How many bits to represent these numbers precisely

computational mathematicscomputer sciencefloating point

Consider the following numbers:

$$19=10011_b, 12.75=1100.11_b, 7.125=111.001_b$$

What is the minimum number of bits necessary to represent the above three numbers precisely?

A system like the IEEE floating point standard should look like

$$\pm1.b_1\dots b_5 \times 2^p$$

where $2\le p\le 4$ so that there is one sign bit, one "free" bit (the leading $1$), and five bits for $b_1\dots b_5$. Then we need eight values for $p$, so that gives additional three bits. So does this mean that to represent the above numbers one would need at least a 9-bit floating point system? I think it's somewhat dubious, seems like too many bits would be needed for these simple numbers. Where's my mistake?

Best Answer

The answer depends on what you want to represent and the data format.
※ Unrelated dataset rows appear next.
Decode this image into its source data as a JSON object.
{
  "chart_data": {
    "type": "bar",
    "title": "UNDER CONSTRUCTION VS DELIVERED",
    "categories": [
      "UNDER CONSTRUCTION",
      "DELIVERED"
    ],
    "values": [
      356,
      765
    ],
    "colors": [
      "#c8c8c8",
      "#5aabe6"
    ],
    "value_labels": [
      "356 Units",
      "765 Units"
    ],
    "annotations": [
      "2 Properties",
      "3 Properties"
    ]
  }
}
  • To represent them precisely requires zero bits, under the data format that "this format represents 19, 12.75, and 7.125".

  • If you need a that contains a value that is one of these three numbers, then two bits is enough, using the data format "00 means 19, 01 means 12.75, and 10 means 7.125".

  • If you need an array of five such values, you can make do with 8 bits, by reinterpreting the entries as a base-3 numeral for a number $0 \leq n < 243$, which can be stored in binary using 8 bits.

  • If you need a IEEE-like floating point format capable of exactly representing these three values under the usual interpretation of such formats, then you actually need 10 bits: you forgot the sign bit for the exponent.

  • You could modify the IEEE-format in various ways as well. For example, you might choose a format where "the sign is always positive and the exponents are always in the range $1 \leq e \leq 4$". Then seven bits would suffice.